How to cite: Krasnoshchekov Yu. N., Evdokimenko M. D., Onuchin A. A. Postpyrogenic digression of forest ecosystems in the mountain Cis-Baikal region // Sibirskij Lesnoj Zurnal (Sib. J. For. Sci.). 2018. N. 6: … (in Russian with English abstract).

DOI: 10.15372/SJFS20180604

© Krasnoshchekov Yu. N., Evdokimenko M. D., Onuchin A. A., 2018

The results of long-term studies of the role of the pyrogenic factor in the dynamics of forest ecosystems in the mountain Cis-Baikal region are considered. The consequences of surface fires in the full range of their intensity, from weak to extremely strong, are analyzed. The damage characteristics in pine and larch stands, differentiated by the types and degrees of fire impact, were obtained: burning and drying on stems, death of crowns with weakening the viability of trees, anomalous thinning. Fire scars on the surface of the tree stems, as an indicator of the degree of fire impact, serves as an external diagnostic sign of the post-fire condition of specific individuals. The higher on the stem fire scars are, the greater part of the tree was exposed to harmful thermal effects. But due to the variability in growth expressed in forest stands, trees differ in their reaction to such impacts. Young Scots pine Pinus sylvestris L. and the Siberian larch Larix sibirica Ledeb. tree stands are largely damaged and, as a rule, die after the exposure to medium-intensity fires, and at the age of 10-15 years even die after low intensity surface fires. The most vulnerable to fires are tree species with thin bark, such as Siberian stone pine Pinus sibirica Du Tour, Siberian spruce Picea obovata Ledeb., Siberian fir Abies sibirica Ledeb. and flat-leaved birch Betula platyphylla Sukacz. It is noted that 100-120-year-old Siberian stone pine stands are largely damaged by low-intensity surface fires, and are completely damaged after intense surface fires.

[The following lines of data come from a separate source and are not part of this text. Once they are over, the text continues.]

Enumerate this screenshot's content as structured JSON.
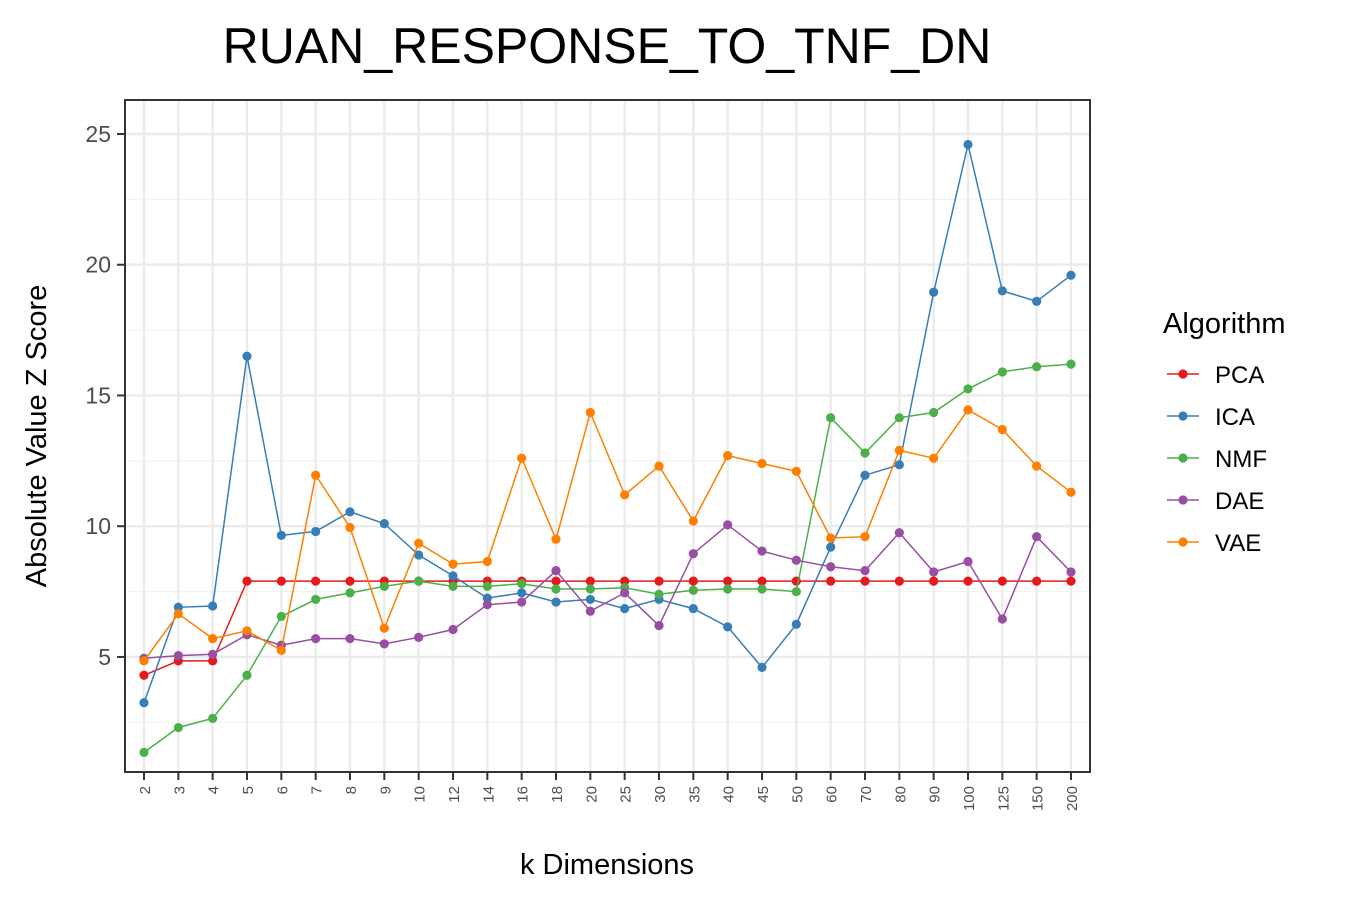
{
  "chart_data": {
    "type": "line",
    "title": "RUAN_RESPONSE_TO_TNF_DN",
    "xlabel": "k Dimensions",
    "ylabel": "Absolute Value Z Score",
    "categories": [
      "2",
      "3",
      "4",
      "5",
      "6",
      "7",
      "8",
      "9",
      "10",
      "12",
      "14",
      "16",
      "18",
      "20",
      "25",
      "30",
      "35",
      "40",
      "45",
      "50",
      "60",
      "70",
      "80",
      "90",
      "100",
      "125",
      "150",
      "200"
    ],
    "yticks": [
      5,
      10,
      15,
      20,
      25
    ],
    "ylim": [
      0.6,
      26.3
    ],
    "grid": true,
    "legend": {
      "title": "Algorithm",
      "position": "right"
    },
    "series": [
      {
        "name": "PCA",
        "color": "#e41a1c",
        "values": [
          4.3,
          4.85,
          4.85,
          7.9,
          7.9,
          7.9,
          7.9,
          7.9,
          7.9,
          7.9,
          7.9,
          7.9,
          7.9,
          7.9,
          7.9,
          7.9,
          7.9,
          7.9,
          7.9,
          7.9,
          7.9,
          7.9,
          7.9,
          7.9,
          7.9,
          7.9,
          7.9,
          7.9
        ]
      },
      {
        "name": "ICA",
        "color": "#377eb8",
        "values": [
          3.25,
          6.9,
          6.95,
          16.5,
          9.65,
          9.8,
          10.55,
          10.1,
          8.9,
          8.1,
          7.25,
          7.45,
          7.1,
          7.2,
          6.85,
          7.2,
          6.85,
          6.15,
          4.6,
          6.25,
          9.2,
          11.95,
          12.35,
          18.95,
          24.6,
          19.0,
          18.6,
          19.6
        ]
      },
      {
        "name": "NMF",
        "color": "#4daf4a",
        "values": [
          1.35,
          2.3,
          2.65,
          4.3,
          6.55,
          7.2,
          7.45,
          7.7,
          7.9,
          7.7,
          7.7,
          7.8,
          7.6,
          7.6,
          7.65,
          7.4,
          7.55,
          7.6,
          7.6,
          7.5,
          14.15,
          12.8,
          14.15,
          14.35,
          15.25,
          15.9,
          16.1,
          16.2
        ]
      },
      {
        "name": "DAE",
        "color": "#984ea3",
        "values": [
          4.95,
          5.05,
          5.1,
          5.85,
          5.45,
          5.7,
          5.7,
          5.5,
          5.75,
          6.05,
          7.0,
          7.1,
          8.3,
          6.75,
          7.45,
          6.2,
          8.95,
          10.05,
          9.05,
          8.7,
          8.45,
          8.3,
          9.75,
          8.25,
          8.65,
          6.45,
          9.6,
          8.25
        ]
      },
      {
        "name": "VAE",
        "color": "#ff7f00",
        "values": [
          4.85,
          6.65,
          5.7,
          6.0,
          5.25,
          11.95,
          9.95,
          6.1,
          9.35,
          8.55,
          8.65,
          12.6,
          9.5,
          14.35,
          11.2,
          12.3,
          10.2,
          12.7,
          12.4,
          12.1,
          9.55,
          9.6,
          12.9,
          12.6,
          14.45,
          13.7,
          12.3,
          11.3
        ]
      }
    ]
  }
}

The quantitative indices of liquid and solid surface runoff at the burnings are given. Mathematical models for the formation of liquid surface runoff and associated erosion of soils on burned areas are proposed, depending on the main factors affecting the development of these processes. The pyrogenic destruction of forest ecosystems inevitably results in the degradation of mountain soils, the restoration of which after surface fires takes many decades.